Chris Esguerra, MD, chief medical officer at Health Plan of San Mateo, said about 60 percent of the health plan’s network operates within federally-qualified health centers (FQHCs), which are federally-funded nonprofit healthcare clinics that care for historically underserved areas and populations. Esguerra said, after considering the needs of primary care physicians in FQHCs, the health plan is investing $30 million over the next five years to enhance and promote primary care practices.  

“We’ve already invested in some interesting types of workforce-related support. For oral health access, we’ve already invested in an oral surgeon for one of our FQHCs,” Esguerra said.  

Stay one step ahead. Join our email list for the latest news.

Subscribe

Expenses for preventative dental health have significantly spiked, according to Esguerra, who said he wants to see more utilization of services.  

“For oral health, for something that’s been so disinvested and limited historically, prior to us taking in dental coverage, there were about 40 to 50 contracted providers with the state dental program. We have over 400 at this point,” Esguerra said.  

Sylvia Trujillo is the executive director of the California Telehealth Resource Center, which is one of 12 regional resource centers that is primarily funded by the federal government, with additional funding streams coming from the state.  

“Our responsibility and goal is to really provide evidence-based, unbiased technical assistance resource education and workforce upscaling around digital health adoption,” Trujillo said.  

Patient wait times have recently increased, Trujillo said. During the COVID-19 pandemic, providers were allowed major state and federal flexibilities for digital health services, but staff at the center now have to think of ways to meet patients where they are in the community. She said technology needs to be a part of the solution, but it cannot be the only solution. Additional solutions include peer deployment, modernizing health information technology (IT) systems, and training, Trujillo said.  

Some areas of digital health have restrictions in place, which stem from policy measures, Trujillo said. For example, Medi-Cal and Medicare are becoming more documentation-intensive, which creates a level of complexity when there are high rates of burnout among clinicians and operational staff. 

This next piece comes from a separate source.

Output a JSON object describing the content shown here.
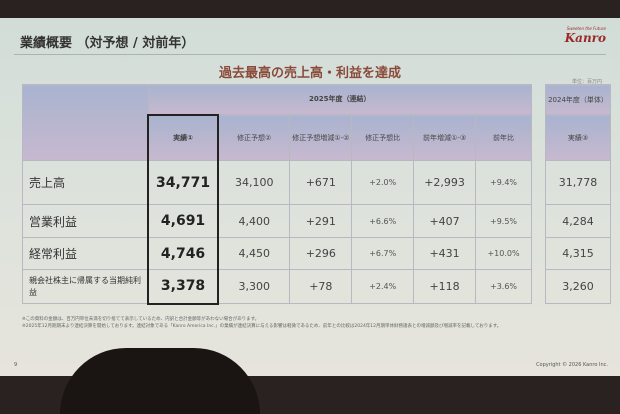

“We’re not just talking about the need to improve the workforce of clinical staff, but we’re looking at operational staff that have the requisite skills to implement health IT and digital health solutions so clinicians and allied health professionals are not obligated to do that because they are already burnt out.” 

— Trujillo 

Trujillo said the center is conducting work around artificial intelligence (AI) education and necessary systems are being deployed.  

“We simply are not going to have enough humans to fill in the gaps of what we’re seeing in terms of demand,” Trujillo said.  

When it comes to AI, healthcare leaders must consider safety, sustainability, effectiveness, and scalability within their practice and healthcare systems, Trujilo said.